New Museum Opens “Ghosts in the Machine”

Stan VanDerBeek's Movie-Drome (1963-1966). Photos by Tim Schreier.
Stan VanDerBeek’s Movie-Drome (1963-1966). Photos by Tim Schreier.

It’s already been a big week for the New Museum and now the staff is gearing up for an eventful weekend.  On the heels of this week’s opening of “Ghosts in the Machine,” a sweeping survey addressing the relationships between art and technology, the museum is getting ready for its annual block party, which will be held tomorrow in Sara D. Roosevelt Park.

We’ll have more of the exhibition in a moment.  But first, here are the details for tomorrow’s free community event.  It will be held from noon-5 p.m. along Chrystie Street from Delancey to Broome.  There will be hands-on workshops for the kids plus live performances.  Everyone who attends will get free passes to the museum.

It’s definitely a good to to visit the New Museum, since “Ghosts in the Machine” just opened on Wednesday. Earlier this week we attended the press preview, along with photographer Tim Schreier who supplied us with the photos you see in this story.

Richard Hamilton “Man, Machine and Motion” 1955/2012.

In this morning’s New York Times, Roberta Smith calls the show, featuring more than 140 works, “an ambitious, multitasking, somewhat austere exhibition” that is “smart and thought stirring” but also “a little short on living, breathing artworks and slightly overloaded with rather stale ones and other objects and diagrams that, altogether, function primarily as interesting period pieces or historical artifacts.”

Stan VanDerBeek’s “Movie-Drome.”

One of the more attention-grabbing pieces in the exhibition is filmmaker Stan VanDerBeek, mid-1960’s “Movie-Drome.”  Visitors to the museum are drawn inside to gaze up at the ceiling, where they are bombarded with a variety of projected films, drawings and other images. The “Movie-Drome” has rarely been seen by the public int the past 40 years.
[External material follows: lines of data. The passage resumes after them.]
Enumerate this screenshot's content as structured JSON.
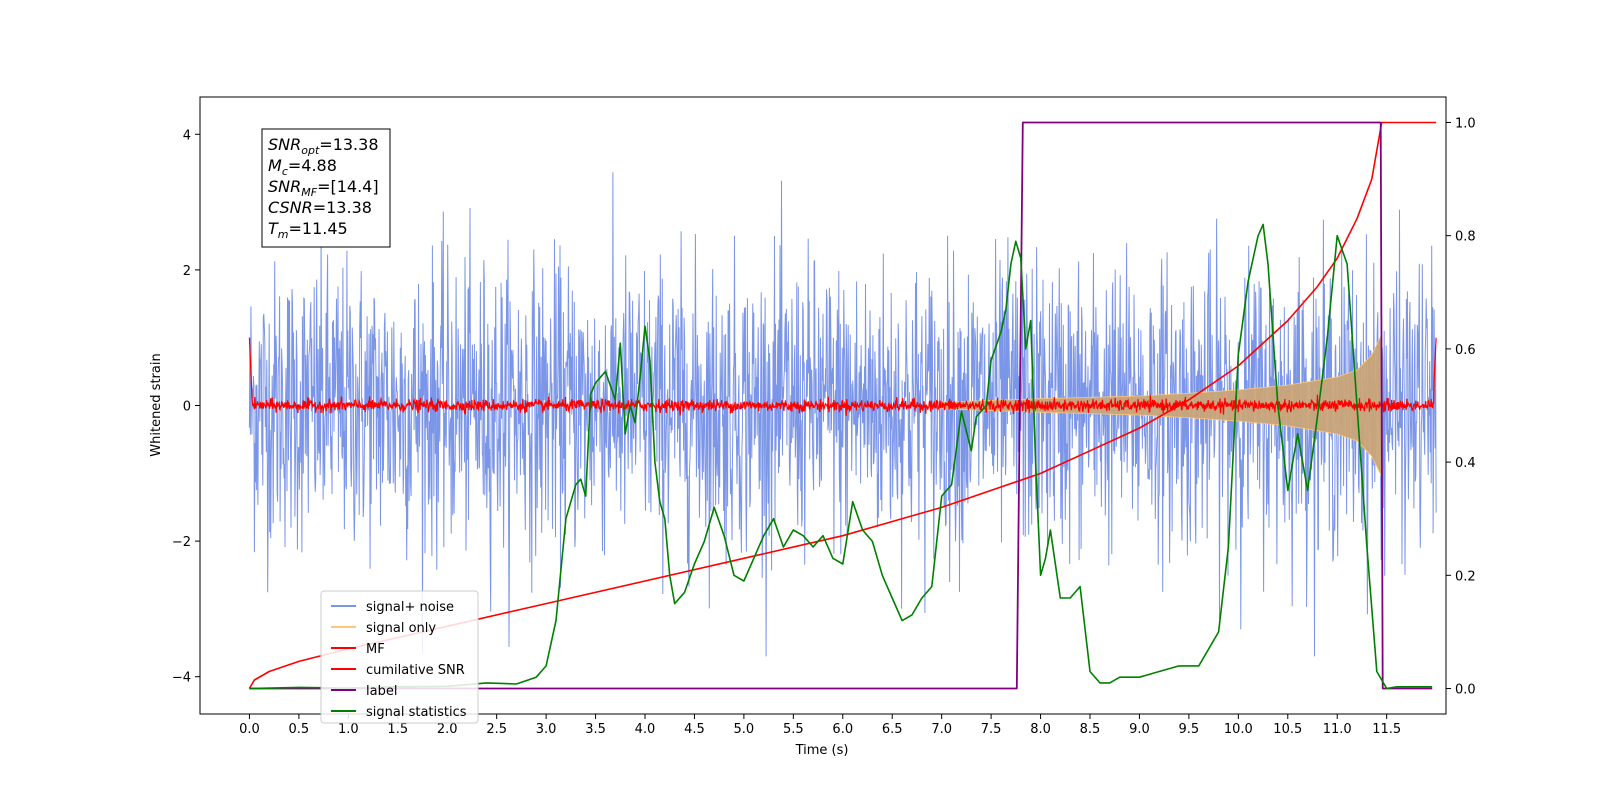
{
  "chart_data": {
    "type": "line",
    "xlabel": "Time (s)",
    "ylabel_left": "Whitened strain",
    "ylabel_right": "",
    "xlim": [
      -0.5,
      12.1
    ],
    "ylim_left": [
      -4.55,
      4.55
    ],
    "ylim_right": [
      -0.045,
      1.045
    ],
    "x_ticks": [
      0.0,
      0.5,
      1.0,
      1.5,
      2.0,
      2.5,
      3.0,
      3.5,
      4.0,
      4.5,
      5.0,
      5.5,
      6.0,
      6.5,
      7.0,
      7.5,
      8.0,
      8.5,
      9.0,
      9.5,
      10.0,
      10.5,
      11.0,
      11.5
    ],
    "x_tick_labels": [
      "0.0",
      "0.5",
      "1.0",
      "1.5",
      "2.0",
      "2.5",
      "3.0",
      "3.5",
      "4.0",
      "4.5",
      "5.0",
      "5.5",
      "6.0",
      "6.5",
      "7.0",
      "7.5",
      "8.0",
      "8.5",
      "9.0",
      "9.5",
      "10.0",
      "10.5",
      "11.0",
      "11.5"
    ],
    "y_ticks_left": [
      -4,
      -2,
      0,
      2,
      4
    ],
    "y_tick_labels_left": [
      "−4",
      "−2",
      "0",
      "2",
      "4"
    ],
    "y_ticks_right": [
      0.0,
      0.2,
      0.4,
      0.6,
      0.8,
      1.0
    ],
    "y_tick_labels_right": [
      "0.0",
      "0.2",
      "0.4",
      "0.6",
      "0.8",
      "1.0"
    ],
    "grid": false,
    "legend_position": "lower-left",
    "info_box": {
      "lines": [
        {
          "main": "SNR",
          "sub": "opt",
          "value": "=13.38"
        },
        {
          "main": "M",
          "sub": "c",
          "value": "=4.88"
        },
        {
          "main": "SNR",
          "sub": "MF",
          "value": "=[14.4]"
        },
        {
          "main": "CSNR",
          "sub": "",
          "value": "=13.38"
        },
        {
          "main": "T",
          "sub": "m",
          "value": "=11.45"
        }
      ]
    },
    "series": [
      {
        "name": "signal+ noise",
        "color": "#7b96e8",
        "axis": "left",
        "kind": "noise",
        "amplitude_envelope": 2.3,
        "x_range": [
          0.0,
          12.0
        ]
      },
      {
        "name": "signal only",
        "color": "#fdc67d",
        "axis": "left",
        "kind": "chirp_envelope",
        "x": [
          7.0,
          8.0,
          9.0,
          9.5,
          10.0,
          10.5,
          11.0,
          11.2,
          11.35,
          11.45
        ],
        "envelope": [
          0.05,
          0.1,
          0.14,
          0.18,
          0.23,
          0.3,
          0.42,
          0.52,
          0.75,
          1.05
        ]
      },
      {
        "name": "MF",
        "color": "#ff0000",
        "axis": "left",
        "kind": "noise",
        "amplitude_envelope": 0.08,
        "x_range": [
          0.0,
          12.0
        ]
      },
      {
        "name": "cumilative SNR",
        "color": "#ff0000",
        "axis": "right",
        "x": [
          0.0,
          0.05,
          0.2,
          0.5,
          1.0,
          2.0,
          3.0,
          4.0,
          5.0,
          6.0,
          7.0,
          7.5,
          8.0,
          8.5,
          9.0,
          9.5,
          10.0,
          10.5,
          10.8,
          11.0,
          11.2,
          11.35,
          11.45,
          12.0
        ],
        "values": [
          0.0,
          0.015,
          0.03,
          0.048,
          0.07,
          0.11,
          0.15,
          0.19,
          0.23,
          0.27,
          0.32,
          0.35,
          0.38,
          0.42,
          0.46,
          0.51,
          0.57,
          0.65,
          0.71,
          0.76,
          0.83,
          0.9,
          1.0,
          1.0
        ]
      },
      {
        "name": "label",
        "color": "#800080",
        "axis": "right",
        "x": [
          0.0,
          7.76,
          7.82,
          11.44,
          11.46,
          11.96
        ],
        "values": [
          0.0,
          0.0,
          1.0,
          1.0,
          0.0,
          0.0
        ]
      },
      {
        "name": "signal statistics",
        "color": "#008000",
        "axis": "right",
        "x": [
          0.0,
          0.5,
          1.0,
          1.5,
          2.0,
          2.4,
          2.7,
          2.9,
          3.0,
          3.1,
          3.2,
          3.3,
          3.35,
          3.4,
          3.45,
          3.5,
          3.55,
          3.6,
          3.7,
          3.75,
          3.8,
          3.85,
          3.9,
          3.95,
          4.0,
          4.05,
          4.1,
          4.15,
          4.2,
          4.25,
          4.3,
          4.4,
          4.5,
          4.6,
          4.7,
          4.8,
          4.9,
          5.0,
          5.1,
          5.2,
          5.3,
          5.4,
          5.5,
          5.6,
          5.7,
          5.8,
          5.9,
          6.0,
          6.1,
          6.2,
          6.3,
          6.4,
          6.5,
          6.6,
          6.7,
          6.8,
          6.9,
          7.0,
          7.1,
          7.2,
          7.3,
          7.35,
          7.4,
          7.45,
          7.5,
          7.6,
          7.65,
          7.7,
          7.75,
          7.8,
          7.85,
          7.9,
          7.95,
          8.0,
          8.05,
          8.1,
          8.2,
          8.3,
          8.4,
          8.5,
          8.6,
          8.7,
          8.8,
          9.0,
          9.2,
          9.4,
          9.6,
          9.8,
          9.9,
          10.0,
          10.1,
          10.2,
          10.25,
          10.3,
          10.4,
          10.5,
          10.6,
          10.7,
          10.8,
          10.9,
          11.0,
          11.1,
          11.2,
          11.3,
          11.4,
          11.5,
          11.6,
          11.96
        ],
        "values": [
          0.0,
          0.002,
          0.001,
          0.003,
          0.004,
          0.01,
          0.008,
          0.02,
          0.04,
          0.12,
          0.3,
          0.36,
          0.37,
          0.34,
          0.52,
          0.54,
          0.55,
          0.56,
          0.51,
          0.61,
          0.45,
          0.5,
          0.47,
          0.55,
          0.64,
          0.58,
          0.4,
          0.33,
          0.3,
          0.2,
          0.15,
          0.17,
          0.22,
          0.26,
          0.32,
          0.27,
          0.2,
          0.19,
          0.23,
          0.27,
          0.3,
          0.25,
          0.28,
          0.27,
          0.25,
          0.27,
          0.23,
          0.22,
          0.33,
          0.28,
          0.26,
          0.2,
          0.16,
          0.12,
          0.13,
          0.16,
          0.18,
          0.34,
          0.36,
          0.49,
          0.42,
          0.48,
          0.49,
          0.5,
          0.58,
          0.63,
          0.67,
          0.75,
          0.79,
          0.76,
          0.6,
          0.65,
          0.4,
          0.2,
          0.23,
          0.28,
          0.16,
          0.16,
          0.18,
          0.03,
          0.01,
          0.01,
          0.02,
          0.02,
          0.03,
          0.04,
          0.04,
          0.1,
          0.25,
          0.59,
          0.72,
          0.8,
          0.82,
          0.75,
          0.5,
          0.35,
          0.45,
          0.35,
          0.48,
          0.62,
          0.8,
          0.75,
          0.5,
          0.25,
          0.03,
          0.0,
          0.003,
          0.003
        ]
      }
    ]
  }
}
“Ghosts in the Machine” was curated by Massimiliano Gioni, the museum’s associate director, and Gary Carrion-Murayari. It was not meant to be a traditional survey but as the catalog states as “an encylopedic cabinet of wonders, bringing together an array of artworks and non-art objects to create an unsystematic archive of man’s attempt to reconcile the organic and the mechanical.”

Otto Piene “Light Ballet on Wheels” 1965.

In conjunction with “Ghosts in the Machine,” the museum is presenting a separate show in its lobby gallery — “Pictures from the Moon: Artists’ Holograms 1969-2008.” You can read more about it here.

Chuck Close, Untitled #1, 1997/2005; reflection hologram on glass plate.
Ed Ruscha “The End” parts 1 and 2.

Both exhibitions will be at the New Museum through the end of September.